Scorn's main source of gameplay is through it's various puzzles laid across the game world that bar you from progress until you interpret your way through some grotesque logical equation that typically does something you don't quite understand in an increadibly visually evocative way. The atmosphere of the game, it's greatest asset, is best served during moments when you are encouraged to observe and pull apart the world and environment, so this makes sense as a focus point. But it's also not exactly what the game presented itself as. The trailers demonstrated visually arresting exploration peppered with tiny moment of danger, not prolonged sections of logic quizzes. There's no problem with going that route, but maybe it should have been disclosed in marketing for the sake of clarity else you're setting up players for what appears to be a survival style game, and letting them down with a different experience entirely.

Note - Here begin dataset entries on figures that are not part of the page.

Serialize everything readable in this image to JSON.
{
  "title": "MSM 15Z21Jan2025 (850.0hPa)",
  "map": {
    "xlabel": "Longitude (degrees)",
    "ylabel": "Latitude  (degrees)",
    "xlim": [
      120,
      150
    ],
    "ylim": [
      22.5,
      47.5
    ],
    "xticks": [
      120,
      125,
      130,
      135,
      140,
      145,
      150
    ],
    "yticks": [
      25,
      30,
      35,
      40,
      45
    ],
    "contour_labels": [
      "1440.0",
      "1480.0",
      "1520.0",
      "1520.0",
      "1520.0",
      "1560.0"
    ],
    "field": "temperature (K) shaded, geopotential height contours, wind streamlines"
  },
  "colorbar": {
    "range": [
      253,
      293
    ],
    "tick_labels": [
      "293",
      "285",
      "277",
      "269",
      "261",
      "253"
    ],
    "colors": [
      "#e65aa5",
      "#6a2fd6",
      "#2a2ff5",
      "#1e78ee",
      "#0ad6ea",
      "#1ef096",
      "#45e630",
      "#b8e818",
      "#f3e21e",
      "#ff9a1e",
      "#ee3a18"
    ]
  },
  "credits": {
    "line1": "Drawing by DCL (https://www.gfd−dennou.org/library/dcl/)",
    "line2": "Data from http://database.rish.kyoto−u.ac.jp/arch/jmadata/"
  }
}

Speaking of those danger sections; one of Scorn's biggest gripes has been the gunplay which is, much as the trailers seemed to imply, pretty bad. In this sense it's very good that Scorn wasn't a survival style game, because if crucial moments of life and death were decided by functionally questionable weapons that require pinpoint depth perception it would be a very frustrating experience. Defenders will say that you're not supposed to fight the monsters and clearly the game wants you to avoid them; but games that don't want you to fight the monsters, like Outlast, Amensia and it's ilk, usually don't give you guns to kill the monsters with. That's... kind of basic concept design 101: give someone a tool, they're going to want to use it. There's no trying to excuse the bad combat by saying it isn't the point, it's a largely unfun system, it probably should have been cut.

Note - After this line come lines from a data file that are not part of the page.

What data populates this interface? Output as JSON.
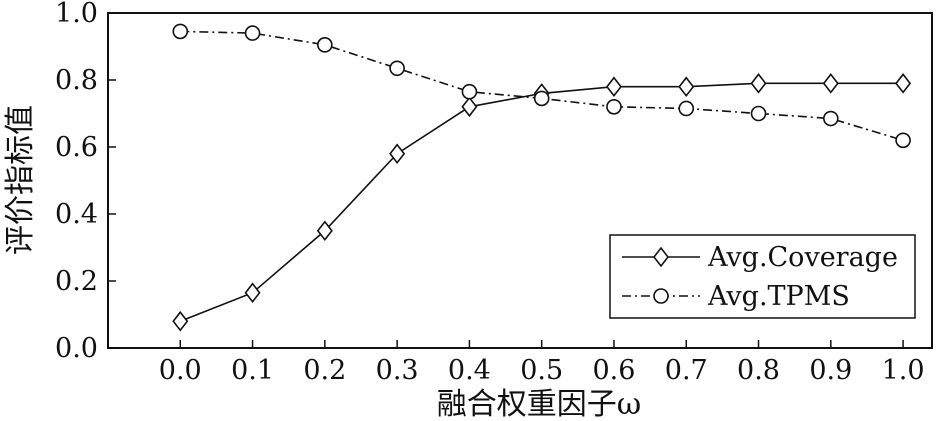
{
  "chart_data": {
    "type": "line",
    "title": "",
    "xlabel": "融合权重因子ω",
    "ylabel": "评价指标值",
    "x": [
      0.0,
      0.1,
      0.2,
      0.3,
      0.4,
      0.5,
      0.6,
      0.7,
      0.8,
      0.9,
      1.0
    ],
    "x_ticks": [
      "0.0",
      "0.1",
      "0.2",
      "0.3",
      "0.4",
      "0.5",
      "0.6",
      "0.7",
      "0.8",
      "0.9",
      "1.0"
    ],
    "y_ticks": [
      "0.0",
      "0.2",
      "0.4",
      "0.6",
      "0.8",
      "1.0"
    ],
    "xlim": [
      -0.1,
      1.04
    ],
    "ylim": [
      0.0,
      1.0
    ],
    "grid": false,
    "legend_position": "lower-right",
    "series": [
      {
        "name": "Avg.Coverage",
        "marker": "diamond",
        "line_style": "solid",
        "color": "#111111",
        "values": [
          0.08,
          0.165,
          0.35,
          0.58,
          0.72,
          0.76,
          0.78,
          0.78,
          0.79,
          0.79,
          0.79
        ]
      },
      {
        "name": "Avg.TPMS",
        "marker": "circle",
        "line_style": "dash-dot",
        "color": "#111111",
        "values": [
          0.945,
          0.94,
          0.905,
          0.835,
          0.765,
          0.745,
          0.72,
          0.715,
          0.7,
          0.685,
          0.62
        ]
      }
    ]
  }
}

And the most head scratching part of this is the way that Scorn, inexplicably, designs it's saving system as though it is a hardcore survival experience instead of a puzzle game through masterfully evocative environments. All saving is done at the beginning of chapters, and none of it is manual. The game tells you when you get a free break and can take long gaps between saves, making the player more and more anxious the longer they go without a save point. Such that when the monsters do appear, dying to them thanks to the poor combat comes with the high price of maybe an hour of lost time. Which is a spirit breaker for a lot of people out there. It's as if the saving in particular was built to accommodate a game that focused on high dangers high risk gameplay, but that game just got replaced with the Scorn we have today.

So is Scorn ultimately a disappointment? I think that, much like the Last Guardian, it really depends what you go in expecting. If you want to explore increadibly rendered environments that feel like the inside of an absurd art piece mixed with the unnerving aura of a world that defies your expectations; then that is what you're going to get. If the enigma that the creators fostered painted a false image of gameplay-driven horror with a Bioshock style survival world you learn to manipulate as you become more familiar with your surroundings... yeah, that's not Scorn at all. I suspect that, like Death Stranding, time is going to be kind to this game as future players enter the experience knowing a bit about what it is and coming to appreciate the game for that; but the mystery angle that all the marketing relied on built an impossible standard to match. This whole unveiling has left me nervously hoping my mysterious indie screen pleaser of choice, Atomic Heart, lives up to everything it promises to be.